Similar to adding broker to a cluster, removing a broker from a cluster will only move partitions from the broker to be removed to the other existing brokers. There won't be partition movements among remaining brokers.

User can choose whether to throttle the removed broker during the partition movement. If the removed broker is unthrottled, there might be more than num.concurrent.partition.movements.per.broker moving into that broker concurrently.

Rebalance a cluster

The following POST request will let Kafka Cruise Control rebalance a Kafka cluster

POST /kafkacruisecontrol/rebalance?goals=[goal1,goal2...]&dryrun=[true/false]&data_from=[valid_windows/valid_partitions]&kafka_assigner=[true/false]&json=[true/false]

goals: a list of goals to use for rebalance. When goals is provided, the cached proposals will be ignored.

valid_windows: rebalance the cluster based on the information in the available valid snapshot windows.
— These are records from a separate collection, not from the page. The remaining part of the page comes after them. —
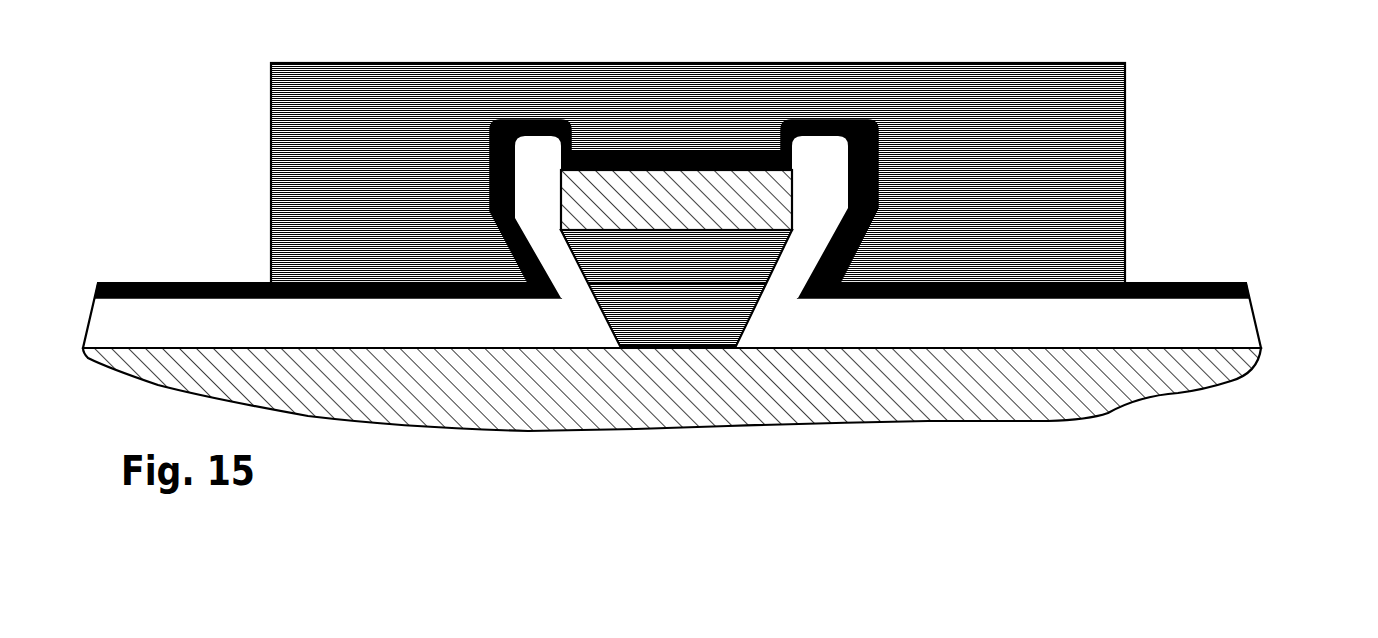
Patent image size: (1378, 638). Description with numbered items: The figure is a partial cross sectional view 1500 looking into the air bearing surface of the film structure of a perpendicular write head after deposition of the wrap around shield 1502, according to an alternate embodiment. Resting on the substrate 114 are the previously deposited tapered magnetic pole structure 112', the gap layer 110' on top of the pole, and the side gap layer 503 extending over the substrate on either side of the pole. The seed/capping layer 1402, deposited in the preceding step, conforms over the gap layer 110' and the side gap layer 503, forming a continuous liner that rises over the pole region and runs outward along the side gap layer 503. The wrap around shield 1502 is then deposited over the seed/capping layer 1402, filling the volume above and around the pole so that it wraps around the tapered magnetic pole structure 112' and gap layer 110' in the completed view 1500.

The partial cross sectional view 1500 is at (1188, 145).
The wrap around shield 1502 is at (405, 183).
The seed/capping layer 1402 is at (872, 167).
The gap layer 110' is at (676, 200).
The tapered magnetic pole structure 112' is at (676, 288).
The substrate 114 is at (618, 405).
The side gap layer 503 is at (1220, 328).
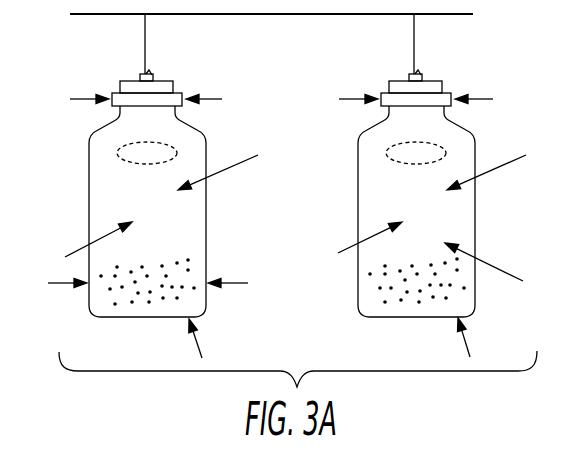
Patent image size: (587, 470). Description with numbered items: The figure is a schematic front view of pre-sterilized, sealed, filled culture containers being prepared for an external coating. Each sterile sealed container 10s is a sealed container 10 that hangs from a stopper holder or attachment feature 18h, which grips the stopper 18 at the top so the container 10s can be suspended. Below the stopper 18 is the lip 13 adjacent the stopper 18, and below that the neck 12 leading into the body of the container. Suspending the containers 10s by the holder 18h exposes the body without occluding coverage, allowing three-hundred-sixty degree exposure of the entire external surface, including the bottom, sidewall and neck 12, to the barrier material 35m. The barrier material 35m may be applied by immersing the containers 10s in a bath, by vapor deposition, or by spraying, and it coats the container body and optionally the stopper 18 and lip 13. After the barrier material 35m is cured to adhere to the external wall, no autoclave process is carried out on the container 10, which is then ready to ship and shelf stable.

The container 10 is at (463, 58).
The sterile sealed container 10s is at (190, 218).
The neck 12 is at (119, 112).
The lip 13 is at (183, 106).
The stopper 18 is at (162, 86).
The stopper holder or attachment feature 18h is at (140, 78).
The barrier material 35m is at (86, 247).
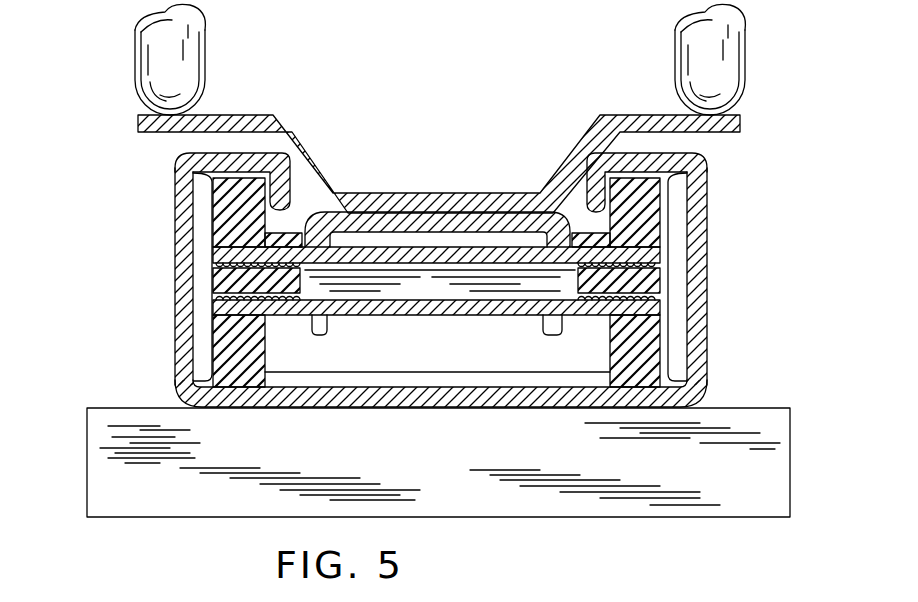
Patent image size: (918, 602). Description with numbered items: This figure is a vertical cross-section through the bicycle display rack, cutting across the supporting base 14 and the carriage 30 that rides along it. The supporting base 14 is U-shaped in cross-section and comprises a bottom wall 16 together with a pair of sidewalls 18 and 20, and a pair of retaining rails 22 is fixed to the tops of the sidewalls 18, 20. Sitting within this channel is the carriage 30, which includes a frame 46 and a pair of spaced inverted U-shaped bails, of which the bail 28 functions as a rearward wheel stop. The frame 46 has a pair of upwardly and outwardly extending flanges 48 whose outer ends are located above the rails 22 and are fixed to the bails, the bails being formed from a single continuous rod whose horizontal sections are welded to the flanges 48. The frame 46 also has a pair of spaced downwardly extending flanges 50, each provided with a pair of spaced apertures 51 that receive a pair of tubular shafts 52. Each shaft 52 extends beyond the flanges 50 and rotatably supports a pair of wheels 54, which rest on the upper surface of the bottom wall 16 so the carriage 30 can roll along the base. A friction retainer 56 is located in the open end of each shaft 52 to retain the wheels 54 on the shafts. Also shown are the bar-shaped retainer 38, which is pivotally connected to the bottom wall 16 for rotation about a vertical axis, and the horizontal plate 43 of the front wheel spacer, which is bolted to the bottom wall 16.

The supporting base 14 is at (152, 337).
The bottom wall 16 is at (275, 400).
The sidewall 18 is at (700, 267).
The sidewall 20 is at (190, 294).
The retaining rail 22 is at (227, 155).
The bail 28 is at (147, 42).
The carriage 30 is at (469, 118).
The retainer 38 is at (775, 422).
The horizontal plate 43 is at (470, 396).
The frame 46 is at (478, 180).
The flange 48 is at (207, 118).
The flange 50 is at (313, 336).
The aperture 51 is at (540, 317).
The tubular shaft 52 is at (637, 243).
The wheel 54 is at (223, 355).
The friction retainer 56 is at (222, 246).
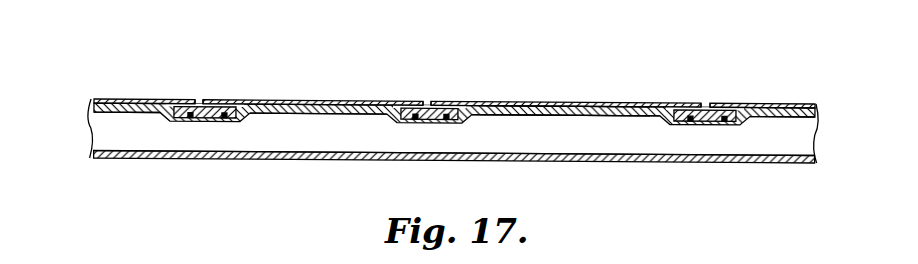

A valid snapshot window is a windows whose valid monitored partitions coverage meets the requirements of all the goals. (This is the default behavior)

valid_partitions: rebalance the cluster based on all the available valid partitions. All the snapshot windows will be included in this case.

Users can only specify either valid_windows or valid_partitions, but not both.

When rebalancing a cluster, all the brokers in the cluster are eligible to give / receive replicas. All the brokers will be throttled during the partition movement.

By default the rebalance will be in DryRun mode. Please explicitly set dryrun to false to execute the proposals. Similar to the GET interface for getting proposals, the rebalance can also be based on available valid windows or available valid partitions.

Stop an ongoing rebalance

The following POST request will let Kafka Cruise Control stop an ongoing rebalance:

POST /kafkacruisecontrol/stop_proposal_execution

Note that Cruise Control does not wait for the on going batch to finish when it stops execution, i.e. the in progress batch may still be running after cruise control stops the execution.